The module exports in two ways:

javascript
// 1. Standalone global
global.ConditionsApply = ConditionsApply;

// 2. Merges into Conditions global (creates it if needed)
global.Conditions.apply = ConditionsApply.apply;
global.Conditions.batch = ConditionsApply.batch;

If the full Conditions module is loaded, this overrides Conditions.apply() with the collection-aware version. If it's not loaded, the module creates the Conditions global itself.

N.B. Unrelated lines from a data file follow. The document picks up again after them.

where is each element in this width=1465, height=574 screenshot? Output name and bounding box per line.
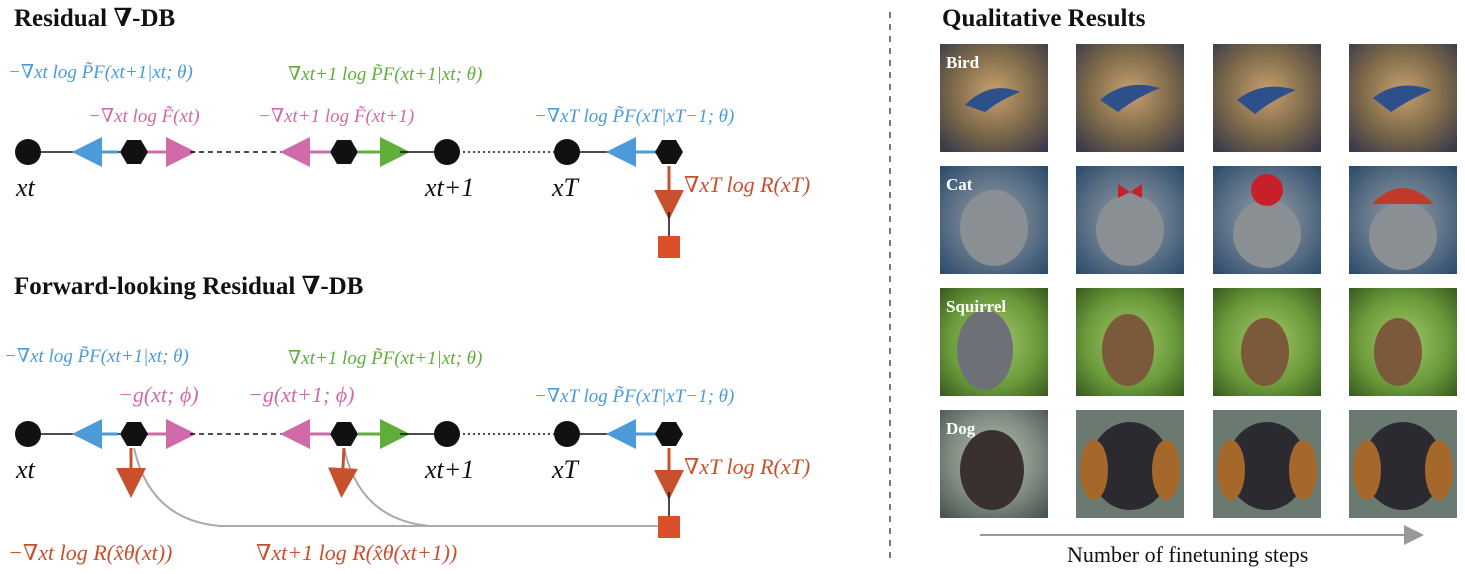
top-pink-mid-term: −∇xt+1 log F̃(xt+1) (258, 106, 414, 127)
squirrel-body-3 (1241, 318, 1289, 386)
row-label-cat: Cat (946, 175, 973, 194)
bottom-blue-left-term: −∇xt log P̃F(xt+1|xt; θ) (4, 346, 189, 367)
bird-shape-4 (1373, 85, 1432, 112)
row-bird: Bird (940, 44, 1457, 152)
dog-ear-4a (1353, 440, 1381, 500)
top-hex-mid (330, 140, 358, 164)
bottom-pink-mid-term: −g(xt+1; ϕ) (248, 382, 354, 407)
top-pink-left-term: −∇xt log F̃(xt) (88, 106, 200, 127)
top-hex-left (120, 140, 148, 164)
cat-red-hat (1372, 188, 1434, 204)
dog-face-3 (1227, 422, 1307, 510)
row-dog: Dog (940, 410, 1457, 518)
bottom-gray-curve-mid (343, 447, 431, 527)
top-hex-right (655, 140, 683, 164)
bottom-gray-curve-left (133, 447, 658, 527)
top-blue-right-term: −∇xT log P̃F(xT|xT−1; θ) (534, 106, 734, 127)
row-cat: Cat (940, 166, 1457, 274)
top-node-xt1 (434, 139, 460, 165)
bottom-label-xT: xT (551, 455, 580, 484)
bottom-hex-right (655, 422, 683, 446)
bottom-diagram-title: Forward-looking Residual ∇-DB (14, 273, 363, 300)
bottom-hex-mid (330, 422, 358, 446)
dog-ear-4b (1425, 440, 1453, 500)
bottom-red-reward-term: ∇xT log R(xT) (684, 454, 810, 479)
finetuning-axis-label: Number of finetuning steps (1067, 542, 1308, 567)
bottom-hex-left (120, 422, 148, 446)
squirrel-body-2 (1102, 314, 1154, 386)
bottom-blue-right-term: −∇xT log P̃F(xT|xT−1; θ) (534, 386, 734, 407)
top-green-mid-term: ∇xt+1 log P̃F(xt+1|xt; θ) (288, 64, 482, 85)
dog-face-2 (1090, 422, 1170, 510)
dog-ear-3b (1289, 440, 1317, 500)
bird-shape-1 (965, 88, 1020, 112)
top-node-xt (15, 139, 41, 165)
dog-ear-2a (1080, 440, 1108, 500)
cat-face-3 (1233, 200, 1301, 268)
bottom-green-mid-term: ∇xt+1 log P̃F(xt+1|xt; θ) (288, 348, 482, 369)
row-label-squirrel: Squirrel (946, 297, 1006, 316)
row-label-dog: Dog (946, 419, 976, 438)
dog-ear-2b (1152, 440, 1180, 500)
dog-face-4 (1363, 422, 1443, 510)
bottom-node-xt (15, 421, 41, 447)
top-blue-left-term: −∇xt log P̃F(xt+1|xt; θ) (8, 62, 193, 83)
cat-red-ball (1251, 174, 1283, 206)
bottom-label-xt: xt (15, 455, 36, 484)
bottom-pink-left-term: −g(xt; ϕ) (118, 382, 199, 407)
bottom-reward-square (658, 516, 680, 538)
squirrel-body-4 (1374, 318, 1422, 386)
top-label-xT: xT (551, 173, 580, 202)
bird-shape-3 (1237, 86, 1296, 114)
top-diagram-title: Residual ∇-DB (14, 5, 175, 32)
bottom-node-xT (554, 421, 580, 447)
bottom-red-mid-term: ∇xt+1 log R(x̂θ(xt+1)) (256, 540, 457, 565)
row-squirrel: Squirrel (940, 288, 1457, 396)
results-title: Qualitative Results (942, 5, 1146, 32)
bottom-label-xt1: xt+1 (424, 455, 474, 484)
top-label-xt: xt (15, 173, 36, 202)
top-node-xT (554, 139, 580, 165)
dog-face-1 (960, 430, 1024, 510)
bird-shape-2 (1100, 84, 1160, 112)
top-reward-square (658, 236, 680, 258)
squirrel-body-1 (957, 310, 1013, 390)
dog-ear-3a (1217, 440, 1245, 500)
bottom-arrow-red-mid (327, 447, 358, 498)
cat-bow (1118, 184, 1142, 198)
top-label-xt1: xt+1 (424, 173, 474, 202)
top-red-reward-term: ∇xT log R(xT) (684, 172, 810, 197)
bottom-red-left-term: −∇xt log R(x̂θ(xt)) (8, 540, 172, 565)
cat-face-2 (1096, 194, 1164, 266)
row-label-bird: Bird (946, 53, 980, 72)
cat-face-4 (1369, 202, 1437, 270)
bottom-node-xt1 (434, 421, 460, 447)
cat-face-1 (960, 190, 1028, 266)
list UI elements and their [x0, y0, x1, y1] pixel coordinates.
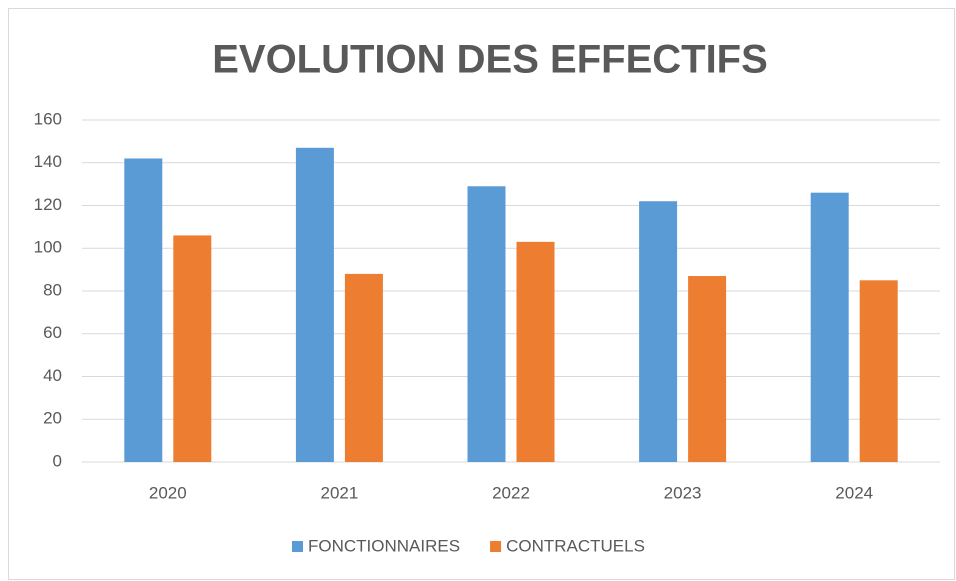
x-tick-label: 2023 [664, 483, 702, 502]
y-tick-label: 100 [34, 238, 62, 257]
legend-swatch [490, 541, 502, 552]
y-tick-label: 0 [53, 451, 62, 470]
y-tick-label: 80 [43, 280, 62, 299]
bar [810, 192, 849, 463]
x-tick-label: 2021 [320, 483, 358, 502]
y-tick-label: 160 [34, 109, 62, 128]
x-tick-label: 2024 [835, 483, 873, 502]
legend-label: FONCTIONNAIRES [308, 536, 460, 555]
bar [467, 186, 506, 462]
legend-label: CONTRACTUELS [506, 536, 645, 555]
bar [859, 280, 898, 462]
legend-swatch [292, 541, 303, 552]
bar [516, 241, 555, 462]
y-tick-label: 40 [43, 366, 62, 385]
bar [688, 276, 727, 462]
y-tick-label: 140 [34, 152, 62, 171]
y-tick-label: 120 [34, 195, 62, 214]
bar [344, 273, 383, 462]
x-tick-label: 2020 [149, 483, 187, 502]
bar [173, 235, 212, 462]
y-tick-label: 60 [43, 323, 62, 342]
y-tick-label: 20 [43, 409, 62, 428]
bar [295, 147, 334, 462]
bar [124, 158, 163, 462]
x-tick-label: 2022 [492, 483, 530, 502]
chart-title: EVOLUTION DES EFFECTIFS [212, 38, 768, 82]
bar [639, 201, 678, 462]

Standalone vs Full Conditions Module

FeatureFull Conditions ModuleStandalone Apply
DependenciesRequires DOMHelpers ecosystemNone — works alone
Reactive modeYes (whenState, watch)No — static only
Custom matchersYes (registerMatcher())No — built-in only
Custom handlersYes (registerHandler())No — built-in only
Collection supportVia Collection ExtensionBuilt-in natively
Default branchVia Default ExtensionBuilt-in natively
Index updatesVia Collection ExtensionBuilt-in natively
Condition matchingFull matcher registryAll matchers replicated inline
Property handlingFull handler registryAll handlers replicated inline

Load Order

html
<!-- Standalone — no other scripts needed -->
<script type="module">
  import { load } from 'https://cdn.jsdelivr.net/npm/dom-helpers-js@2.10.0/dist/dom-helpers.loader.esm.min.js';
  await load('conditions');
</script>

<!-- Or alongside the full Conditions module -->
<script type="module">
  import { load } from 'https://cdn.jsdelivr.net/npm/dom-helpers-js@2.10.0/dist/dom-helpers.loader.esm.min.js';
  await load('conditions');
</script>
<!-- ↑ This overrides Conditions.apply() with the collection-aware version -->

Summary

ConceptKey Takeaway
WhatStandalone, zero-dependency Conditions.apply() with collection + index + default support
No dependenciesWorks without any other DOMHelpers modules
Condition matchersAll built-in matchers replicated (boolean, string, regex, numeric)
Property handlersAll handlers replicated (style, classList, setAttribute, dataset, events, DOM properties)
Collection-awareNon-numeric keys = bulk (all elements), numeric keys = index-specific
Default branchNative support — extracted before matching, used as fallback
Negative indices-1 = last element, -2 = second to last
Chainableapply() returns self for chaining
DebugginggetElements() and testCondition() exposed for testing
Static onlyNo reactive mode — apply once, not auto-updating

Simple Rule to Remember: ConditionsApply.apply() is the portable version of conditional rendering — it packs everything it needs inside itself. Give it a value, a condition map, and a selector, and it handles matching, property application, and collection indexing all on its own. Drop it into any project and it just works.